Не только в «Анне Карениной», но и в других толстовских текстах Толстого ж/д играет роль роковую и страшную. Катюша Маслова собирается кончить свою жизнь так же, как и Каренина: «Пройдет поезд – под вагон, и кончено» («Воскресенье», ч. I, гл. XXXVII). То же устами Позднышева: «Я помню, мне пришла мысль, очень понравившаяся мне, выйти напуть, лечь на рельсы под вагон и кончить». Позднышев признается: «Ох, боюсь я, боюсь вагонов железной дороги, ужас нападает на меня» («Крейцерова соната», гл. XXV). Толстой вложил в эти слова много личного. Так он пишет Ивану Сергеевичу Тургеневу 28 марта 1857 года: «Железная дорога к путешествию то, что бардель к любви – так же удобно, но так же нечеловечески машинально и убийственно однообразно»[38]. Жизнь самой смертью связала и примирила его с ж/д. Но дело не только в этом. Толстой лукавит. Будь так, как он говорит в письме Тургеневу, никакой железной дороги в «Анне Каренине» не было бы вовсе. Какой смысл в металлической падали и убийственном однообразии? Никакого. Поэтому он сделал из железной дороги нечто совсем иное. 

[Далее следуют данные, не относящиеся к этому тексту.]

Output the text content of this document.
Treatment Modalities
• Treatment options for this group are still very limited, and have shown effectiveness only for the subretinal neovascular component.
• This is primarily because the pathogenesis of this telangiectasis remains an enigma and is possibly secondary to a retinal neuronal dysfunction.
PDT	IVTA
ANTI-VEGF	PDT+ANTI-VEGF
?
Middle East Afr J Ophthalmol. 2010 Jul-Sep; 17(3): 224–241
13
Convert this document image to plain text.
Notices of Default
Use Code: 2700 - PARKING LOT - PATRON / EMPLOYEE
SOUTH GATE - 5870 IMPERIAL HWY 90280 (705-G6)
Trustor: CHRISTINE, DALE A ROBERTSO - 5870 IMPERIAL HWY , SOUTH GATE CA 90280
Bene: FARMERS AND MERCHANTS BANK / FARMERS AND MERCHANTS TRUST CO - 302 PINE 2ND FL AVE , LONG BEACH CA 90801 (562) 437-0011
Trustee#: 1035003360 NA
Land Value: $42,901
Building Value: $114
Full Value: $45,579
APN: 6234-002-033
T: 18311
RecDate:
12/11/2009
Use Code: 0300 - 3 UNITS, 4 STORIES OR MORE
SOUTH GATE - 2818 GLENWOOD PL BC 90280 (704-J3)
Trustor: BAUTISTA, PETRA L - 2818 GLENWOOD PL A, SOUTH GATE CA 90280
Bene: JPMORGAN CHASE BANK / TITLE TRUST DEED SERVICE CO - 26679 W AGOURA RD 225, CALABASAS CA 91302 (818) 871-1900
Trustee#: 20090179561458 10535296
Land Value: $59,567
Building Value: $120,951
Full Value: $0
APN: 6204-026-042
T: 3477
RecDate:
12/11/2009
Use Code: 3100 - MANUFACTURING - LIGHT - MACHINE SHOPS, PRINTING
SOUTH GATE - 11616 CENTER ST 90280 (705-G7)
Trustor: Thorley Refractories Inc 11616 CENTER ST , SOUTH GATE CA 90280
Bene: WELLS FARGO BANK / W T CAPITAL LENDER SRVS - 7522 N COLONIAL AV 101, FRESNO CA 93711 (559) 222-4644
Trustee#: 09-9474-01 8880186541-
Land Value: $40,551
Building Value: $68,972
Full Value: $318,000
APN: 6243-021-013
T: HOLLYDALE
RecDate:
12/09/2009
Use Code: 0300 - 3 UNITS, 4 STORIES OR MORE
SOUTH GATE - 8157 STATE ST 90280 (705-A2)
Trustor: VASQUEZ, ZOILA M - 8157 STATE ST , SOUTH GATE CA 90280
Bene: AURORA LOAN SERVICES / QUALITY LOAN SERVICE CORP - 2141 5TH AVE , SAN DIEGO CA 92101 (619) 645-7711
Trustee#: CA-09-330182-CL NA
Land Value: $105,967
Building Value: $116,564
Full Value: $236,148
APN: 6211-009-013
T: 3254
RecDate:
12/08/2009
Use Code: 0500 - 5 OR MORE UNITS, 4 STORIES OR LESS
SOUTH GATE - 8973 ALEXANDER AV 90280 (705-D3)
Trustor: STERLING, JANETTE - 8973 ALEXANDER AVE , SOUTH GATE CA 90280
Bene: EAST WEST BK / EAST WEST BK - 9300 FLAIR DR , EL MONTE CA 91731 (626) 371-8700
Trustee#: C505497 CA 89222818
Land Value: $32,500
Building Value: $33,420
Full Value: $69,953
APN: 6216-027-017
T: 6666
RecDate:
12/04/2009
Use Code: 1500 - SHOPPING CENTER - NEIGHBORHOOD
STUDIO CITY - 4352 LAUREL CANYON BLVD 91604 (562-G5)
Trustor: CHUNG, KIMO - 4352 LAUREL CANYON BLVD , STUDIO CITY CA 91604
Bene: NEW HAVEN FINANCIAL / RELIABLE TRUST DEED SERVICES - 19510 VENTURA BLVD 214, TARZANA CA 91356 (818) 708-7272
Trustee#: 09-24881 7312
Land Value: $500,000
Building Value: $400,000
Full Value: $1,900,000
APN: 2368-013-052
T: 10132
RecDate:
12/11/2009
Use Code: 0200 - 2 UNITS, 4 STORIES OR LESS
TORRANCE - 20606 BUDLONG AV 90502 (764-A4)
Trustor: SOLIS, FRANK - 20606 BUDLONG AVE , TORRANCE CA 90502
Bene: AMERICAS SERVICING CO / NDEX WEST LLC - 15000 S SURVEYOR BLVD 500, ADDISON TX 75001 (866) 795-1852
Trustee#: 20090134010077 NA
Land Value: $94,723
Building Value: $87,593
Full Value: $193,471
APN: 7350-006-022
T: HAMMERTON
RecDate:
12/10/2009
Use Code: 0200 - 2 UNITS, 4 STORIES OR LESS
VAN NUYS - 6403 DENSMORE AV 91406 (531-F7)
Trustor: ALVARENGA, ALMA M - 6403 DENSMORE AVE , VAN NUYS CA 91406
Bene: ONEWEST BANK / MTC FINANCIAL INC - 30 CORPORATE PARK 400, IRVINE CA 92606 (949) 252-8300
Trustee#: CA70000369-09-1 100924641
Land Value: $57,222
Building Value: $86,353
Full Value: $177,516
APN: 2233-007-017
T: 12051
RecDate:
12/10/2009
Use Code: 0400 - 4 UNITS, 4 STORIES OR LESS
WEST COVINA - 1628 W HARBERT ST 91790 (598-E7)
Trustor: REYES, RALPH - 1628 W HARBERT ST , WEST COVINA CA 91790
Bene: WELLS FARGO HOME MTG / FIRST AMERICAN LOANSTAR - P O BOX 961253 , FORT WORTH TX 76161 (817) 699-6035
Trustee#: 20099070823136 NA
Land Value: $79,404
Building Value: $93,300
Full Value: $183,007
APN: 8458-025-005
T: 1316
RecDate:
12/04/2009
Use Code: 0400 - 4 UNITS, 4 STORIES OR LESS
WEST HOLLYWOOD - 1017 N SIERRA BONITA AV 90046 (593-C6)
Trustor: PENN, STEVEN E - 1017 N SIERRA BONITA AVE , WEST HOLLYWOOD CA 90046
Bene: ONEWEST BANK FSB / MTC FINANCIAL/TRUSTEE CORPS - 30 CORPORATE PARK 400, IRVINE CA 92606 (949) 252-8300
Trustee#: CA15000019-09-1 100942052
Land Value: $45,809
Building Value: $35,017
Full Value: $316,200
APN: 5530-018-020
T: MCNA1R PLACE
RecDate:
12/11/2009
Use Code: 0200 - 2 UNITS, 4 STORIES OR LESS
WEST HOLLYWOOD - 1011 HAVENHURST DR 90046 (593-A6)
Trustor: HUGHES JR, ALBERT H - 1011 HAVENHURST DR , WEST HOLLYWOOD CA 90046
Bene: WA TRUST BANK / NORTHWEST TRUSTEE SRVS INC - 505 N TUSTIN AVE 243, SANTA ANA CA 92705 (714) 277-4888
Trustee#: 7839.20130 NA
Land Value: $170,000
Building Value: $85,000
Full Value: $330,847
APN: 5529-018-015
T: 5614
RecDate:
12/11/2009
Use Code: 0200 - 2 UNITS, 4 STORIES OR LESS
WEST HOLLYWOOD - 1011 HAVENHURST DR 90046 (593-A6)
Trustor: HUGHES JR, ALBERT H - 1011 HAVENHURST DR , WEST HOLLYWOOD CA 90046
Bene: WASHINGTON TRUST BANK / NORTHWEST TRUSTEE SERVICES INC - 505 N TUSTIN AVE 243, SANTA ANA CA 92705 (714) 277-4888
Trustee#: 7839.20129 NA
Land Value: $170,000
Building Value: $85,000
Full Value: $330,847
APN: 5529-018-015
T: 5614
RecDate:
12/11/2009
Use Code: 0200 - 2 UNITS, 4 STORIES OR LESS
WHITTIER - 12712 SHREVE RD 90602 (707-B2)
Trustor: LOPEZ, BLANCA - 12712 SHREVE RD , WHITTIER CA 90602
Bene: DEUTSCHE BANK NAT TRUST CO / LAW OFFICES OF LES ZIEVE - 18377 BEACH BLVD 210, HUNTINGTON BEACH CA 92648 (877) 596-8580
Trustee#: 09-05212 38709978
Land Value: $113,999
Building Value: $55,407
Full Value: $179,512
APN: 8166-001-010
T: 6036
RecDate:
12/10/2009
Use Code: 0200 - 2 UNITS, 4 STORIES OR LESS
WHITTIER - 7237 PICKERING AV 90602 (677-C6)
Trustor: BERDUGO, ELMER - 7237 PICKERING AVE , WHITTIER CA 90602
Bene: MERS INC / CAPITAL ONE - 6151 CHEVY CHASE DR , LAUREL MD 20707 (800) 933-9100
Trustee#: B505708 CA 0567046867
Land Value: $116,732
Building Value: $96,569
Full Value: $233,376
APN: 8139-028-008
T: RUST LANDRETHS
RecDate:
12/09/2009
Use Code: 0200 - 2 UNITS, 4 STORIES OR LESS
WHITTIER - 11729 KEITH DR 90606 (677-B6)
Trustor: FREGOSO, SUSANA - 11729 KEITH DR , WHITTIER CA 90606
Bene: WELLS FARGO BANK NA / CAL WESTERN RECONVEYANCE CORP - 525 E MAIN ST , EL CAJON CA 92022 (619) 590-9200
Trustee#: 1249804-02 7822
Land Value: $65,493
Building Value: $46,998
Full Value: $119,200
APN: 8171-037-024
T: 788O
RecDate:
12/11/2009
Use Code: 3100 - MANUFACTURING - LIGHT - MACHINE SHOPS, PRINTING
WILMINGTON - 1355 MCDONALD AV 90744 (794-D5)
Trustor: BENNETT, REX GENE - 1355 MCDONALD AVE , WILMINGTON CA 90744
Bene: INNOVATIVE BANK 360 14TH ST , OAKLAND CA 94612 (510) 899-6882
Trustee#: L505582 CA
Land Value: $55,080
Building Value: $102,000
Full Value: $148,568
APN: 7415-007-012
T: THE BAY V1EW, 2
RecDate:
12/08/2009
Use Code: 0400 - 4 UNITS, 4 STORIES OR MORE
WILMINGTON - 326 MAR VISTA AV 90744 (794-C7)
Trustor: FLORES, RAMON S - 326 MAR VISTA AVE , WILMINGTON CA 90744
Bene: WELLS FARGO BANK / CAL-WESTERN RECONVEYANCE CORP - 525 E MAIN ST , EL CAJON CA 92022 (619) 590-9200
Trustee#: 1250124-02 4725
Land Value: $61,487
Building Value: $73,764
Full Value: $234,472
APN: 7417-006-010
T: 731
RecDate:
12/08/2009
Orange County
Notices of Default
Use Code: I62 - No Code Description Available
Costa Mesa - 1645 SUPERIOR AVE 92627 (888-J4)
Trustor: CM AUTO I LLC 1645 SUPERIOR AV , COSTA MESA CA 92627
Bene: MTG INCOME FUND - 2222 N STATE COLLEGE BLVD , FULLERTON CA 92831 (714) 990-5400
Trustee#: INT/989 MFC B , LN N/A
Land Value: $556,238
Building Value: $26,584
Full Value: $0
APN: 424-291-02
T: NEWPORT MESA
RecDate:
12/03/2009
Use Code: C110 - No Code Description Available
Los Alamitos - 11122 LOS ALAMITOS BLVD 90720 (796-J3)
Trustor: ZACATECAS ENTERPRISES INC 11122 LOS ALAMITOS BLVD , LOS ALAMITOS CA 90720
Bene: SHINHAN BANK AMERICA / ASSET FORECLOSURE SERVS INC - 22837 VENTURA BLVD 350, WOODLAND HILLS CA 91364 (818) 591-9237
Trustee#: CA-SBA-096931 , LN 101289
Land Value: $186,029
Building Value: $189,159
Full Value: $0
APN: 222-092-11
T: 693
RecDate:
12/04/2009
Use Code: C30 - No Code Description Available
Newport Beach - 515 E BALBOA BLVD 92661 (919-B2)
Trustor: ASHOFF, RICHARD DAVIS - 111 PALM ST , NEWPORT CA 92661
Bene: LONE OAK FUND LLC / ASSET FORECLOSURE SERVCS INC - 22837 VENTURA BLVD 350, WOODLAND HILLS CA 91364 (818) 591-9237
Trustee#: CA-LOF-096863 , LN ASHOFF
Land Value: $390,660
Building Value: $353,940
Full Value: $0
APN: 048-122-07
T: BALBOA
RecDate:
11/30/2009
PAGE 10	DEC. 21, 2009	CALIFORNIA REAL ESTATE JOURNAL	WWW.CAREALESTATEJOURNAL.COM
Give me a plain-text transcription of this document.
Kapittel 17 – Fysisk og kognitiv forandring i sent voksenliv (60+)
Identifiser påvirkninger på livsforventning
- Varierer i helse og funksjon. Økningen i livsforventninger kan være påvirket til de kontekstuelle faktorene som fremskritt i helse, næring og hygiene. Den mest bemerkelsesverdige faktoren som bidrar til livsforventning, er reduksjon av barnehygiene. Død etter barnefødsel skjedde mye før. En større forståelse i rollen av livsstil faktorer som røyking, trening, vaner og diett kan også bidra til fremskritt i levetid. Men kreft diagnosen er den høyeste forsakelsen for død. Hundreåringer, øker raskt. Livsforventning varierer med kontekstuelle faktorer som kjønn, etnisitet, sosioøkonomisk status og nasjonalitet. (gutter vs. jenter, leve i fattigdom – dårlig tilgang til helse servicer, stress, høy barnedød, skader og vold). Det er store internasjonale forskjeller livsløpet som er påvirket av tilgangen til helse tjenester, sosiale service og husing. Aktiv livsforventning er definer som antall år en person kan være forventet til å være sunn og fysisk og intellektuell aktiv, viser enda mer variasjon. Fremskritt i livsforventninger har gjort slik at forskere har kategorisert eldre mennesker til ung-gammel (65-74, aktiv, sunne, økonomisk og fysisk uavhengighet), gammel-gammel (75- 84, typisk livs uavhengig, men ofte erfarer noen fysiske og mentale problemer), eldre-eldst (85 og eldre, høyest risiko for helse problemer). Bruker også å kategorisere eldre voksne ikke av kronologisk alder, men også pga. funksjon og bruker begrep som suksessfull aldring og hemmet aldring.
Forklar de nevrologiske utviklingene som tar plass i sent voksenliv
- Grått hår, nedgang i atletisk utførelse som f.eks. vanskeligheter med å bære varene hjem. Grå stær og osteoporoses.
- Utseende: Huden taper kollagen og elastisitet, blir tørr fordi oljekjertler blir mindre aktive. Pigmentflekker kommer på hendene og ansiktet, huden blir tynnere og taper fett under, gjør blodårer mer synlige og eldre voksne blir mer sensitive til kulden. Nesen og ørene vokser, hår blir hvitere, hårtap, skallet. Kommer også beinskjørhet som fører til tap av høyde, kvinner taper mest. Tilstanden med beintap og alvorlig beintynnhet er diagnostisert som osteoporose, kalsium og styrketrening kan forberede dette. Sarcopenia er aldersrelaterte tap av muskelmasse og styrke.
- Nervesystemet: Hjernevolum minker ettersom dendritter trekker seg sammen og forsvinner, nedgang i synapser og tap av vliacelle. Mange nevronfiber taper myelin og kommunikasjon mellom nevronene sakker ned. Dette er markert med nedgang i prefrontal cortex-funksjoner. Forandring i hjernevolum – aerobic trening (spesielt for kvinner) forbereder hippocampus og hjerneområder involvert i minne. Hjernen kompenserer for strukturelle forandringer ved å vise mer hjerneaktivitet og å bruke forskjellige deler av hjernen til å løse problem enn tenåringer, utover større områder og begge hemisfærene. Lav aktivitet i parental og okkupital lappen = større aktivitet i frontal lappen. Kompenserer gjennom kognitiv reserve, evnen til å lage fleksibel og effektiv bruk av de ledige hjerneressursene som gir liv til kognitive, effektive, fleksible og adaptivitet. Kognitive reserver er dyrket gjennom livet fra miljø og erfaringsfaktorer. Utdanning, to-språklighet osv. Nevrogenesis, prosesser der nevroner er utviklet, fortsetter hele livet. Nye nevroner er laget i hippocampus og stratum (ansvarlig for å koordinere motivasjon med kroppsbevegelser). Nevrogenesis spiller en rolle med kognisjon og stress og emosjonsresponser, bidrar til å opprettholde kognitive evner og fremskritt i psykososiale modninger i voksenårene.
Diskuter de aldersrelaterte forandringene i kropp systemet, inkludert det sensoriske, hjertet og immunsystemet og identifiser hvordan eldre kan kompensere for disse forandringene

Константин Леонтьев прав: если эпопея «Война и мир» – произведение более объективное по намерению, но объективность его вышла очень пристрастной и субъективной, то такой роман, как «Анна Каренина», – произведение куда более субъективное по близости к автору и эпохе, но субъективность его отстранилась и объективировалась достепени совершенства почти невозможной[39]. Все это и железной дороге позволило остаться свободной от авторских пристрастий и предрассудков[40]. Если уж и театральные подмостки растут сами по себе, то о железной дороге и говорить не приходится, она вещь объективная до чрезвычайности. Эйхенбаум ошибался, уверяя: «Железная дорога вообще играет в романе какую-то зловещую, мистическую роль – от начала (раздавленный сторож – “дурное предзнаменование”, по словам Анны) и до конца. Это тоже какой-то символ, воплощающий в себе и зло цивилизации, и ложь жизни, и ужас страсти»[41]. Железная дорога именно играет эту роль, оставаясь божественно равнодушной к способам символизации и лишь амплифицируя состояния героев. Вот первое появление поезда в романе, спокойное, обстоятельное, эпичное: (ч. I, гл. XVIII): «Приближение поезда всеболее и более обозначалось движением приготовлений на станции, беганьем артельщиков, появлением жандармов и служащих и подъездом встречающих. Сквозь морозный пар виднелись рабочие в полушубках, в мягких валеных сапогах, переходившие через рельсы загибающихся путей. Слышался свист паровика на дальних рельсах и передвижение чего-то тяжелого. ‹…› 

Однако вот и поезд. 

Действительно, вдали уже свистел паровоз. Через несколько минут платформа задрожала, и, пыхая сбиваемым книзу от мороза паром, прокатился паровоз с медленно и мерно нагибающимся и растягивающимся рычагом среднего колеса и с кланяющимся, обвязанным, заиндевелым машинистом; а за тендером, все медленнее и более потрясая платформу, стал проходить вагон с багажом и с визжавшею собакой; наконец, подрагивая пред остановкой, подошли пассажирские вагоны. 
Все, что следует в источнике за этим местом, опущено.